L'impression en 3D était présentée par l'administration Obama comme une solution pour préserver les industries et l'emploi, et le Président de la République en a souvent parlé aussi dans ces termes.
Cette technologie est issue des travaux de recherche de trois chercheurs français - Alain Le Méhauté, Olivier de Witte et Jean-Claude André -, mais cette invention est attribuée aux Américains, car ces chercheurs n'ont pu conserver leur brevet ; ce n'est pas toujours l'auteur d'une invention qui en bénéficie...
Contrairement à l'usinage traditionnel par enlèvement de matière, l'impression en 3D opère par ajout de matière, couche par couche. C'est une technologie largement utilisée pour le prototypage des produits ; cela ne nécessite pas d'outillage particulier et permet de réduire les coûts et les délais. On peut ainsi construire, à un coût limité, des pièces complexes uniques ou produites en petite série. Cela présente donc des avantages tant pour les industriels que pour le consommateur final. Cette technologie est très utilisée dans le BTP, l'industrie automobile, l'électronique grand public ou encore dans la bio-impression, qui permet de produire des structures cellulaires vivantes et ainsi de créer des organes artificiels.
Ce marché croît de 20 % par an et devrait atteindre 18 milliards d'euros en 2020. Les États-Unis sont en avance puisqu'ils possèdent 40 % du parc mondial d'imprimantes, quand la France n'en détient que 3 %.
J'en arrive à mes préconisations. Il faut tout d'abord soutenir la recherche et les investissements en la matière, à cause de notre retard en ce domaine. Il faut également structurer cette filière et renforcer la formation, puisque l'impression en 3D exige une modélisation en 3D.
J'ajoute, pour conclure, que je me rendrai, la semaine prochaine, au salon Global Industrie à Villepinte, pour visiter les stands relatifs à l'impression en 3D.
En effet, rien ne vaut la visite de terrain.
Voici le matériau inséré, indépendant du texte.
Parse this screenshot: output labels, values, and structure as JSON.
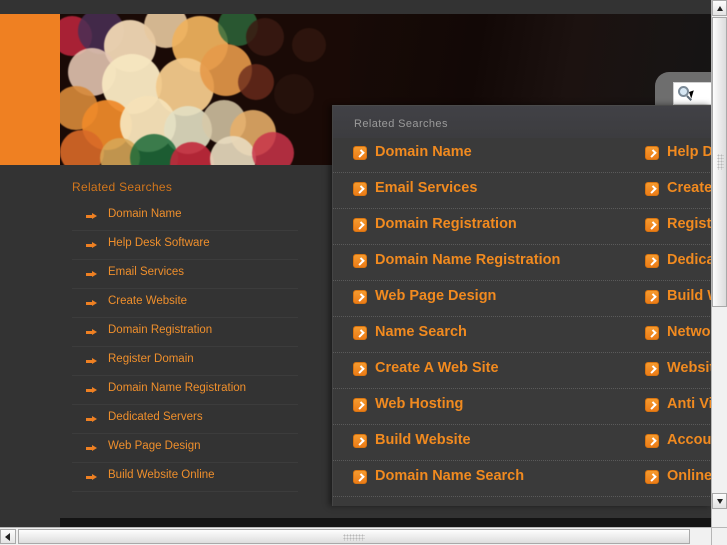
{
  "colors": {
    "accent_orange": "#ef8022",
    "link_orange": "#f18a1f",
    "sidebar_link": "#ef8f2c",
    "page_bg": "#333333",
    "overlay_bg": "#3a3a3a",
    "overlay_title": "#9a9a9a"
  },
  "sidebar": {
    "title": "Related Searches",
    "items": [
      {
        "label": "Domain Name"
      },
      {
        "label": "Help Desk Software"
      },
      {
        "label": "Email Services"
      },
      {
        "label": "Create Website"
      },
      {
        "label": "Domain Registration"
      },
      {
        "label": "Register Domain"
      },
      {
        "label": "Domain Name Registration"
      },
      {
        "label": "Dedicated Servers"
      },
      {
        "label": "Web Page Design"
      },
      {
        "label": "Build Website Online"
      }
    ]
  },
  "search": {
    "value": "",
    "placeholder": "",
    "icon": "search-icon"
  },
  "overlay": {
    "title": "Related Searches",
    "rows": [
      {
        "left": "Domain Name",
        "right": "Help Desk Software"
      },
      {
        "left": "Email Services",
        "right": "Create Website"
      },
      {
        "left": "Domain Registration",
        "right": "Register Domain"
      },
      {
        "left": "Domain Name Registration",
        "right": "Dedicated Servers"
      },
      {
        "left": "Web Page Design",
        "right": "Build Website Online"
      },
      {
        "left": "Name Search",
        "right": "Network Monitoring"
      },
      {
        "left": "Create A Web Site",
        "right": "Website Hosting"
      },
      {
        "left": "Web Hosting",
        "right": "Anti Virus Software"
      },
      {
        "left": "Build Website",
        "right": "Accounting Software"
      },
      {
        "left": "Domain Name Search",
        "right": "Online Training"
      }
    ]
  },
  "scrollbars": {
    "vertical": {
      "up": "▲",
      "down": "▼"
    },
    "horizontal": {
      "left": "◀"
    }
  }
}
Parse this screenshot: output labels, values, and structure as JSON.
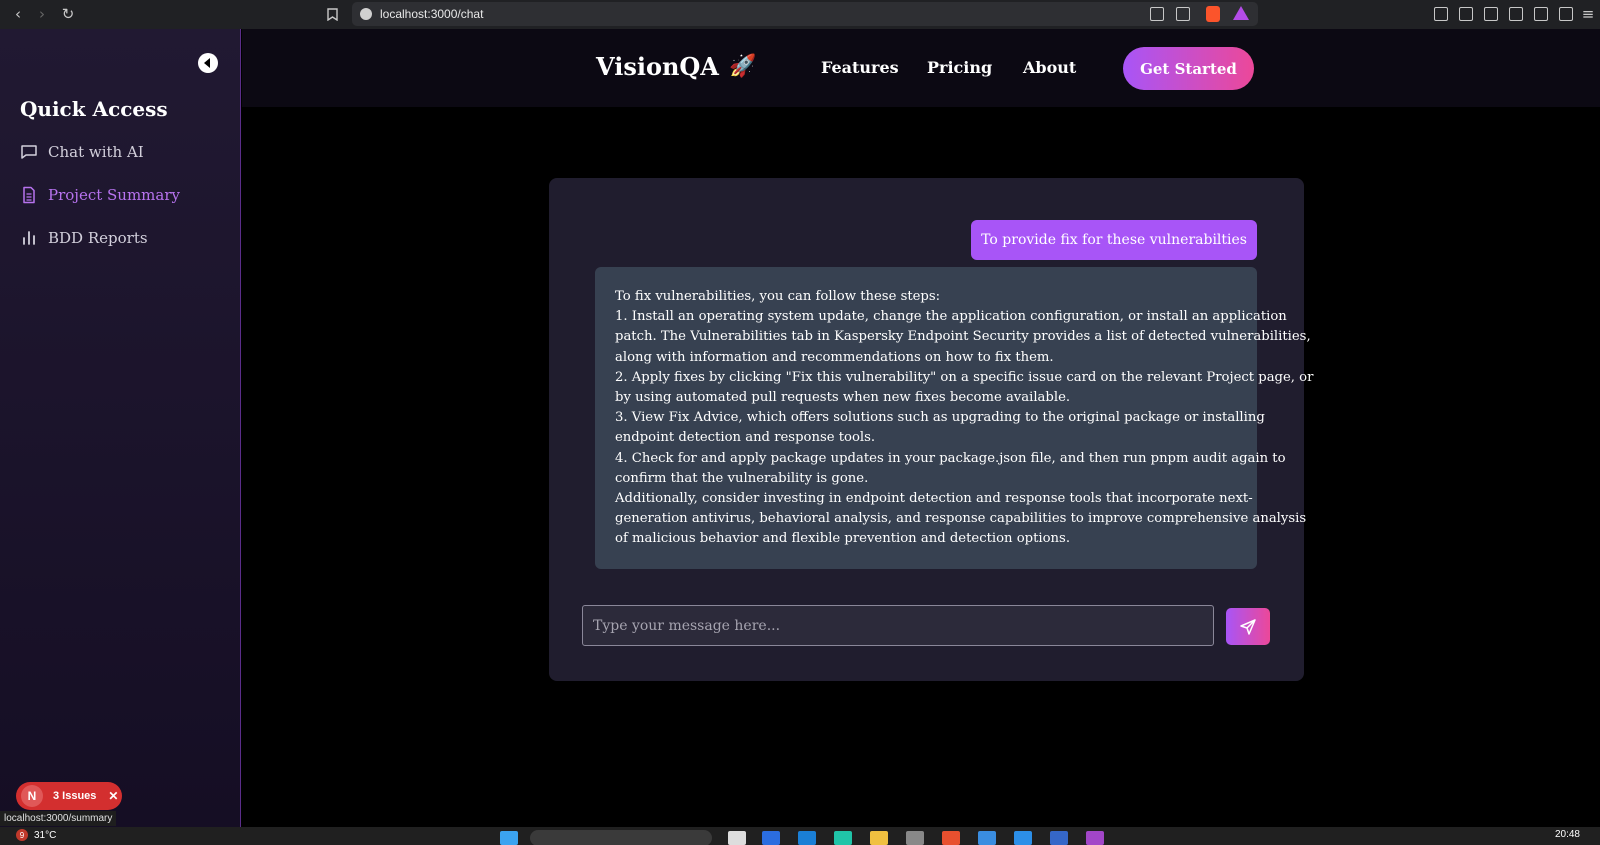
{
  "browser": {
    "url": "localhost:3000/chat"
  },
  "sidebar": {
    "title": "Quick Access",
    "items": [
      {
        "label": "Chat with AI",
        "icon": "chat-bubble-icon"
      },
      {
        "label": "Project Summary",
        "icon": "document-icon",
        "active": true
      },
      {
        "label": "BDD Reports",
        "icon": "bar-chart-icon"
      }
    ]
  },
  "header": {
    "brand": "VisionQA",
    "brand_emoji": "🚀",
    "nav": [
      "Features",
      "Pricing",
      "About"
    ],
    "cta": "Get Started"
  },
  "chat": {
    "user_message": "To provide fix for these vulnerabilties",
    "ai_lines": [
      "To fix vulnerabilities, you can follow these steps:",
      "1. Install an operating system update, change the application configuration, or install an application",
      "patch. The Vulnerabilities tab in Kaspersky Endpoint Security provides a list of detected vulnerabilities,",
      "along with information and recommendations on how to fix them.",
      "2. Apply fixes by clicking \"Fix this vulnerability\" on a specific issue card on the relevant Project page, or",
      "by using automated pull requests when new fixes become available.",
      "3. View Fix Advice, which offers solutions such as upgrading to the original package or installing",
      "endpoint detection and response tools.",
      "4. Check for and apply package updates in your package.json file, and then run pnpm audit again to",
      "confirm that the vulnerability is gone.",
      "Additionally, consider investing in endpoint detection and response tools that incorporate next-",
      "generation antivirus, behavioral analysis, and response capabilities to improve comprehensive analysis",
      "of malicious behavior and flexible prevention and detection options."
    ],
    "input_placeholder": "Type your message here..."
  },
  "issues_badge": {
    "letter": "N",
    "label": "3 Issues",
    "close": "✕"
  },
  "status_url": "localhost:3000/summary",
  "taskbar": {
    "weather_badge": "9",
    "temperature": "31°C",
    "time": "20:48"
  },
  "colors": {
    "accent_purple": "#a855f7",
    "accent_pink": "#ec4899",
    "sidebar_active": "#b773ef"
  }
}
Nous arrivons au terme de notre réunion. Avant d'accueillir les journalistes, je vous rappelle que notre prochain rendez-vous a été fixé au 5 avril prochain, à 9 h 30, dans les locaux de l'Assemblée nationale, conjointement avec la commission des affaires économiques de l'Assemblée nationale. J'y présenterai mon rapport sur l'intelligence artificielle, que je dois remettre au Gouvernement le 29 mars. Je précise que, comme nous l'avons fait pour l'audition publique sur les compteurs communicants en décembre dernier, nous collecterons et traiterons, lors de notre prochaine réunion, les questions que les internautes poseront en direct.
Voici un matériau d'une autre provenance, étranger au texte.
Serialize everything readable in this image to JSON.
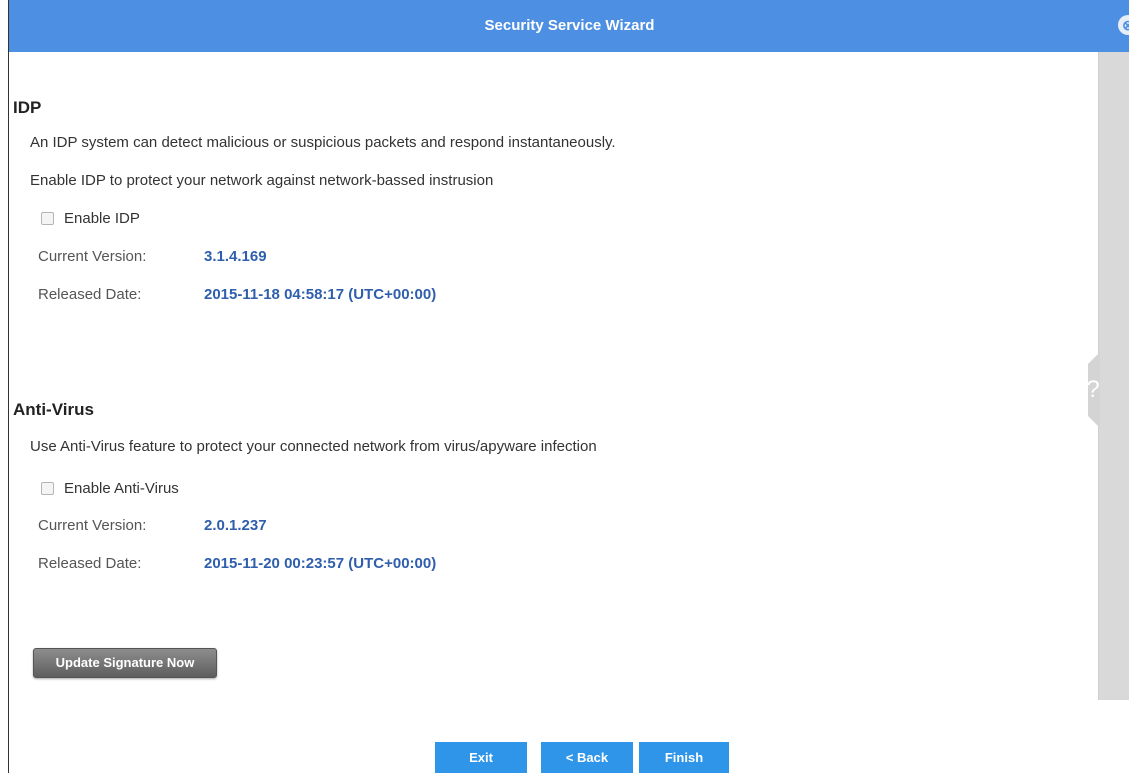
{
  "window": {
    "title": "Security Service Wizard",
    "close_glyph": "⊗"
  },
  "idp": {
    "heading": "IDP",
    "description1": "An IDP system can detect malicious or suspicious packets and respond instantaneously.",
    "description2": "Enable IDP to protect your network against network-bassed instrusion",
    "enable_label": "Enable IDP",
    "enable_checked": false,
    "current_version_label": "Current Version:",
    "current_version": "3.1.4.169",
    "released_date_label": "Released Date:",
    "released_date": "2015-11-18 04:58:17 (UTC+00:00)"
  },
  "antivirus": {
    "heading": "Anti-Virus",
    "description": "Use Anti-Virus feature to protect your connected network from virus/apyware infection",
    "enable_label": "Enable Anti-Virus",
    "enable_checked": false,
    "current_version_label": "Current Version:",
    "current_version": "2.0.1.237",
    "released_date_label": "Released Date:",
    "released_date": "2015-11-20 00:23:57 (UTC+00:00)"
  },
  "buttons": {
    "update_signature": "Update Signature Now",
    "exit": "Exit",
    "back": "< Back",
    "finish": "Finish"
  },
  "help": {
    "glyph": "?"
  },
  "colors": {
    "titlebar": "#4d8fe3",
    "value_text": "#2f5eac",
    "primary_button": "#2f95e9",
    "update_button": "#6f6f6f"
  }
}
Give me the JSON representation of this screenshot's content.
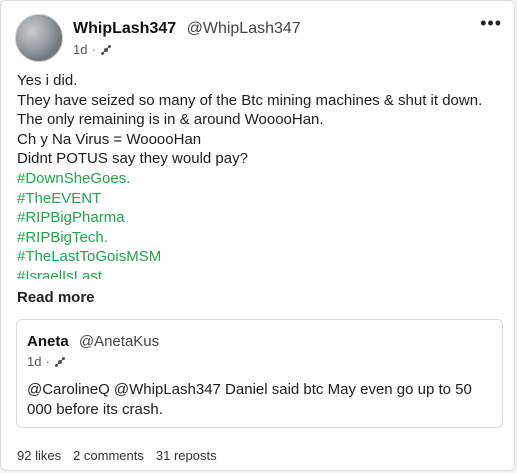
{
  "post": {
    "author_name": "WhipLash347",
    "author_handle": "@WhipLash347",
    "age": "1d",
    "separator": "·",
    "icon": "threads-icon",
    "more_label": "•••",
    "lines": [
      "Yes i did.",
      "They have seized so many of the Btc mining machines & shut it down. The only remaining is in & around WooooHan.",
      "Ch y Na Virus = WooooHan",
      "Didnt POTUS say they would pay?"
    ],
    "hashtags": [
      "#DownSheGoes.",
      "#TheEVENT",
      "#RIPBigPharma",
      "#RIPBigTech.",
      "#TheLastToGoisMSM",
      "#IsraelIsLast"
    ],
    "read_more_label": "Read more"
  },
  "quote": {
    "author_name": "Aneta",
    "author_handle": "@AnetaKus",
    "age": "1d",
    "separator": "·",
    "icon": "threads-icon",
    "text": "@CarolineQ @WhipLash347 Daniel said btc May even go up to 50 000 before its crash."
  },
  "stats": {
    "likes": "92 likes",
    "comments": "2 comments",
    "reposts": "31 reposts"
  },
  "colors": {
    "hashtag": "#1fa64a",
    "background": "#ffffff",
    "border": "#dcdcdc"
  }
}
Les notes sur les objets connectés (n° 1), sur l'impression 3D (n° 2) et sur le stockage du carbone (n° 3) seront publiées sur les pages internet de l'Office.
La réunion est close à 11 h 40.
* (1) Les médecins greffeurs cherchent d'abord un donneur intrafamilial et, s'il n'y en a pas, un donneur «sur fichier» parfaitement compatible (HLA 10/10). Dans 30 % des cas, la recherche reste infructueuse et les médecins se tournent vers des greffes alternatives. Il peut s'agir d'un donneur sur fichier dont la compatibilité reste tolérable (9/10), ou d'une greffe de sang de cordon ombilical, récupéré lors des naissances et stocké dans des «banques». Ce sang placentaire est moins riche en cellules souches hématopoïétiques que la moelle osseuse mais donne un peu moins de réactions indésirables. La greffe haplo-identique est une autre alternative, compatible seulement à 50 % car le donneur est un parent ou un enfant du malade. Longtemps infaisables car trop risquées, elles sont désormais possibles grâce à une nouvelle technique et se pratiquent de plus en plus depuis quelques années.